Haben Sie sich bei der Auswahl der Lieder gedacht, dass ein Lied noch heute relevant ist? Das beste Beispiel ist das Lied »Sage Nein«, das ich kurz nach der Wende geschrieben habe, als die ersten Ausländerheime brannten. Ich hätte mir damals nie im Leben vorstellen können, dass heute Nazis in Parlamenten sitzen. Das war für mich undenkbar. Ganz bewusst hab ich das natürlich in meinem Programm, weil ich merke, dass viele Leute bei ihrem Widerstand gegen die AfD dieses Lied verwenden. Ich hätte mir nicht vorstellen können, dass es jemals so weit kommt, dass Deutschland wieder Probleme mit dem Faschismus hat.
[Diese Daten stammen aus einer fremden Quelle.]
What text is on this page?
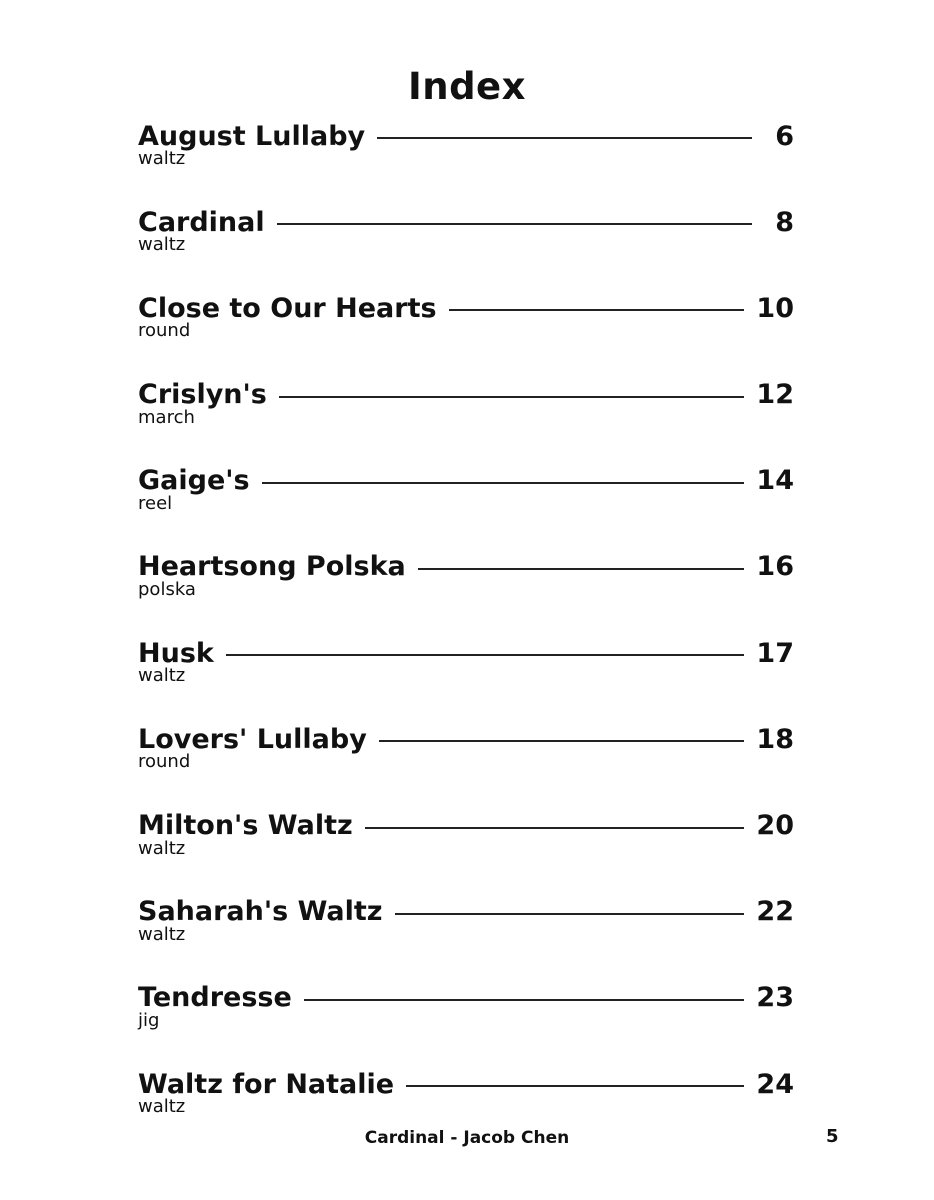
Index
August Lullaby	6
waltz
Cardinal	8
waltz
Close to Our Hearts	10
round
Crislyn's	12
march
Gaige's	14
reel
Heartsong Polska	16
polska
Husk	17
waltz
Lovers' Lullaby	18
round
Milton's Waltz	20
waltz
Saharah's Waltz	22
waltz
Tendresse	23
jig
Waltz for Natalie	24
waltz
Cardinal - Jacob Chen	5
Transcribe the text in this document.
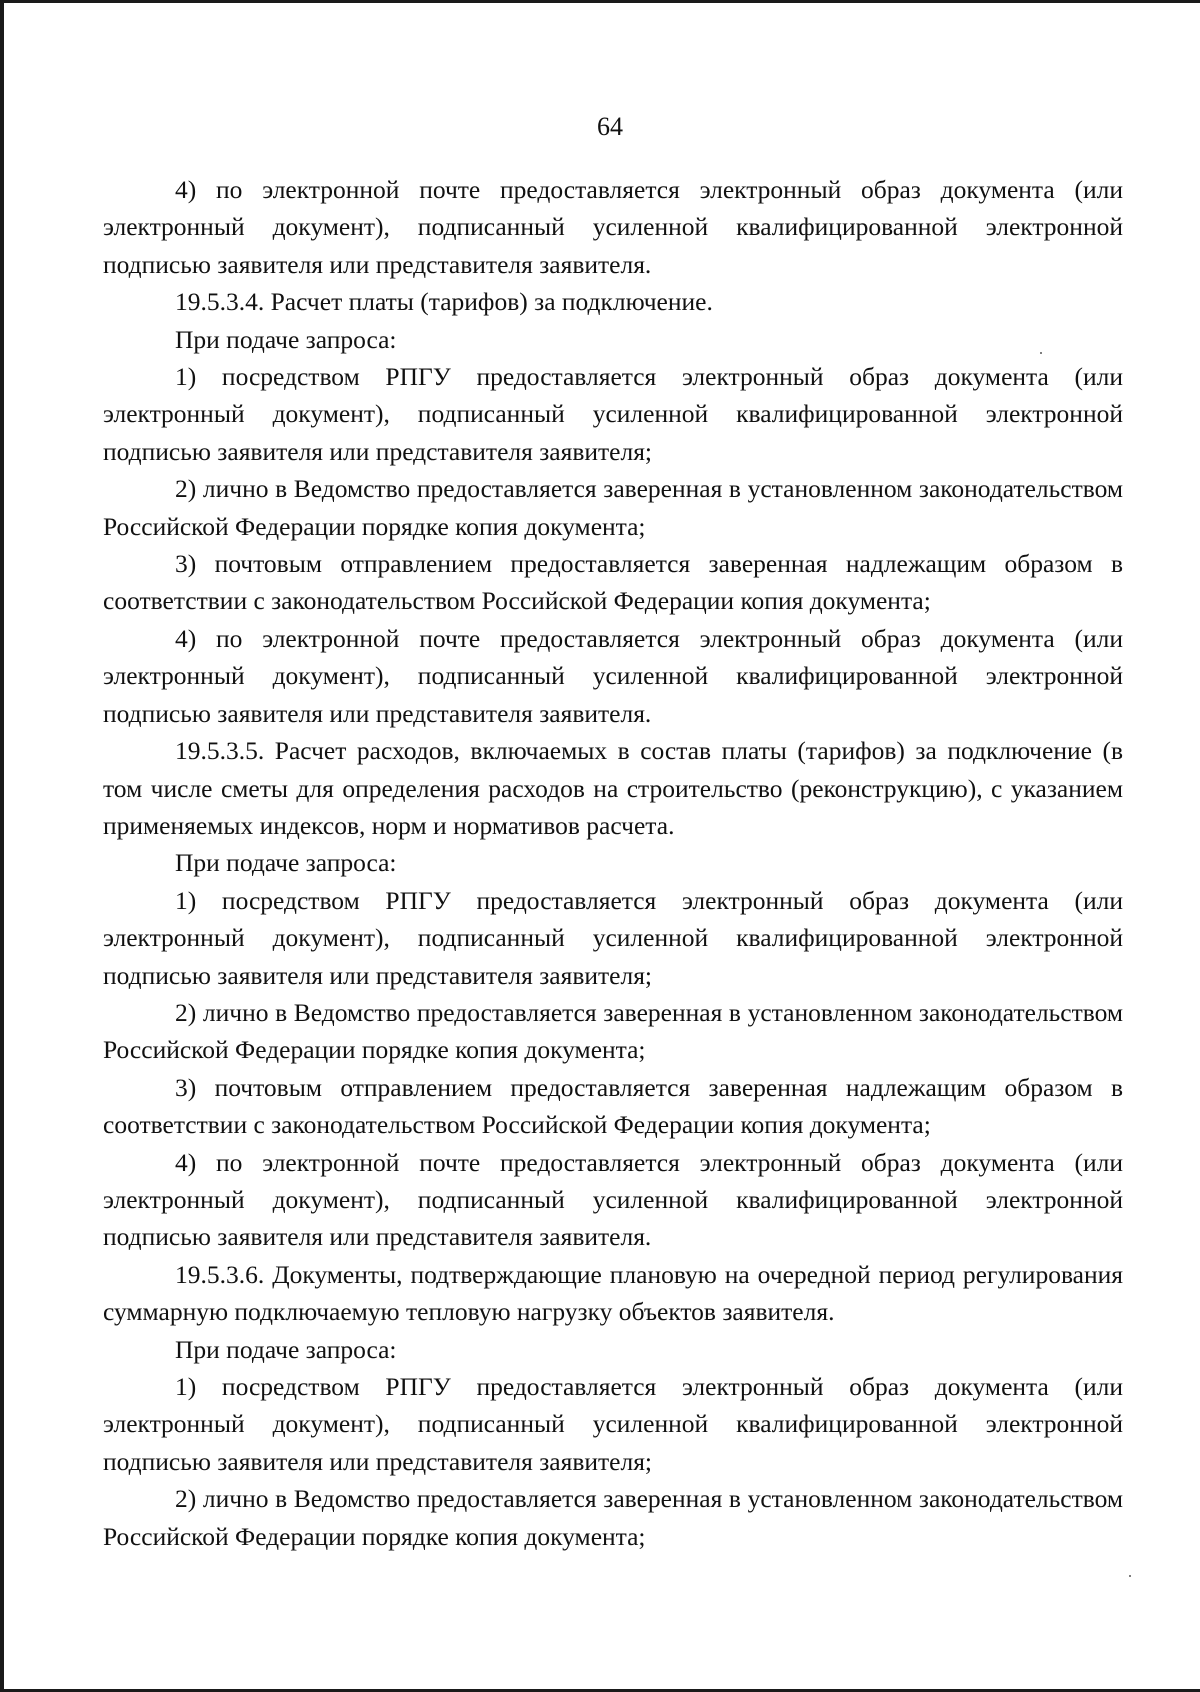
64

4) по электронной почте предоставляется электронный образ документа (или электронный документ), подписанный усиленной квалифицированной электронной подписью заявителя или представителя заявителя.

19.5.3.4. Расчет платы (тарифов) за подключение.

При подаче запроса:

1) посредством РПГУ предоставляется электронный образ документа (или электронный документ), подписанный усиленной квалифицированной электронной подписью заявителя или представителя заявителя;

2) лично в Ведомство предоставляется заверенная в установленном законодательством Российской Федерации порядке копия документа;

3) почтовым отправлением предоставляется заверенная надлежащим образом в соответствии с законодательством Российской Федерации копия документа;

4) по электронной почте предоставляется электронный образ документа (или электронный документ), подписанный усиленной квалифицированной электронной подписью заявителя или представителя заявителя.

19.5.3.5. Расчет расходов, включаемых в состав платы (тарифов) за подключение (в том числе сметы для определения расходов на строительство (реконструкцию), с указанием применяемых индексов, норм и нормативов расчета.

При подаче запроса:

1) посредством РПГУ предоставляется электронный образ документа (или электронный документ), подписанный усиленной квалифицированной электронной подписью заявителя или представителя заявителя;

2) лично в Ведомство предоставляется заверенная в установленном законодательством Российской Федерации порядке копия документа;

3) почтовым отправлением предоставляется заверенная надлежащим образом в соответствии с законодательством Российской Федерации копия документа;

4) по электронной почте предоставляется электронный образ документа (или электронный документ), подписанный усиленной квалифицированной электронной подписью заявителя или представителя заявителя.

19.5.3.6. Документы, подтверждающие плановую на очередной период регулирования суммарную подключаемую тепловую нагрузку объектов заявителя.

При подаче запроса:

1) посредством РПГУ предоставляется электронный образ документа (или электронный документ), подписанный усиленной квалифицированной электронной подписью заявителя или представителя заявителя;

2) лично в Ведомство предоставляется заверенная в установленном законодательством Российской Федерации порядке копия документа;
Haben Sie dieses Lied textlich angepasst? Ich habe den Refrain vor ein paar Jahren schon gegendert. Das war sehr wichtig, weil der einzige weibliche Beruf die Hausfrau war. Und das geht nun wirklich nicht. Das war mir sehr wichtiges Anliegen. Meine Poesie war schon immer weiser als ich und ich versuche mich jetzt langsam auch Gedichten anzunähern, die ich vor vielen Jahren geschrieben habe. Ich war als junger Mann ein gnadenloser, dummer, eitler Macho. Aber Gott sei Dank in meinen Liedern nicht. Und ich konnte dann eigentlich immer ein paar Jahre später meiner Poesie auch folgen.
Wie sind und waren die Reaktionen auf ihre Lieder? Ich merke, dass ich mit meinen Texten Menschen schon immer Mut machen konnte, zu sich selbst zu stehen und nicht irgendwelchen kruden Ideologien hinterherzurennen. Aber ich hatte natürlich auch Shitstorms, damals natürlich nicht digital und habe auch jede Menge Ärger mit Nazis gehabt. Gott sei Dank habe ich über 50 Jahre ein Publikum gehabt, das einverstanden war, dass ich meine eigenen Wege gehe. Ich bin meiner Poesie gefolgt. Ich bin schon als junger Mann ein bekennender Anarcho gewesen. Wenn ich ein Autor wäre, der nie auftritt, würde ich vielleicht ein gnadenloser Zyniker werden. Aber so erlebe ich Menschen, die wie ich die Sehnsucht nach einer, herrschaftsfreien, gleichberechtigten Welt zwischen Mann und Frau haben.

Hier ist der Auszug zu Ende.